QUOTE(kungfumegadevil @ May 14 2007, 07:33 AM)

If those are the laws for usage and possession, it follows that at minimum, a person should be required to have a license to sell the same drugs; that the holder of such a license must not sell more than is permitted to any one customer, verify the age of every customer, and refuse to sell to any customer who should not have any. Selling without a license would be a crime of increasing severity in proportion to sales, and breaking the terms of a license would result in fines and the eventual revocation of the license. If there are no concerns about people taking large doses and becoming dangerous, it may be legal to give or sell limited amounts of the drug without a license, but professional sellers must be licensed, if only to ensure that they are not selling to children.
People already
are required to have licences to sell most legal drugs, including alcohol and tobacco.

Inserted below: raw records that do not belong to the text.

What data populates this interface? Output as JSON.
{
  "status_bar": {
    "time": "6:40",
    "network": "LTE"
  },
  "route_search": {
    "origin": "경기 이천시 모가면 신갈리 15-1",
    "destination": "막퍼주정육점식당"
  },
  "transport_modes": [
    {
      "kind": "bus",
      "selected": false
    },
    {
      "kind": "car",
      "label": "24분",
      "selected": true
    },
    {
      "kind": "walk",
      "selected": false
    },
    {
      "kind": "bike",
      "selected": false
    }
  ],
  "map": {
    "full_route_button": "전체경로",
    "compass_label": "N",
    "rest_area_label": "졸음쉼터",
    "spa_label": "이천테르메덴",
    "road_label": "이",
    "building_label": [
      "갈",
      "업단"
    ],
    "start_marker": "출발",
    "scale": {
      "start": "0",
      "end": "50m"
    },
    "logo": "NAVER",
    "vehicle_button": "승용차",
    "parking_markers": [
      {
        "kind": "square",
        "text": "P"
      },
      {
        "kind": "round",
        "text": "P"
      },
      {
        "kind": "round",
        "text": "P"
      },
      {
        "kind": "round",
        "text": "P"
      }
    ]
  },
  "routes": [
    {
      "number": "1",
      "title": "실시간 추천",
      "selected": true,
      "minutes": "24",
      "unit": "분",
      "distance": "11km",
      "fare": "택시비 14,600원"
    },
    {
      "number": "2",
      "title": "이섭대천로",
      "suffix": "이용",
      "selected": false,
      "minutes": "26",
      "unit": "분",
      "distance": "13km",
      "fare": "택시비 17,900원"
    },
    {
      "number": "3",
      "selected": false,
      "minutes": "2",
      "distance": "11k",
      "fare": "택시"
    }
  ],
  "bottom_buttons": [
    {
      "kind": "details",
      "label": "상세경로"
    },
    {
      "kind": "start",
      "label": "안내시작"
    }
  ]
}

But the other restrictions that you propose are really quite absurd; why should these apply to sales of marijuana cocaine any more than to that of antibiotics, or of whiskey?
Really, there is a gross failure of the imagination here when we propose silly forms of regulation instead of simply recognizing that people can be counted upon to look to their own welfare; that the market system can be counted on to ensure a reliable supply; and that a modicum of regulation, analogous to the regulation of the sale of alcohol, can take care of such marginal considerations as sales to minors.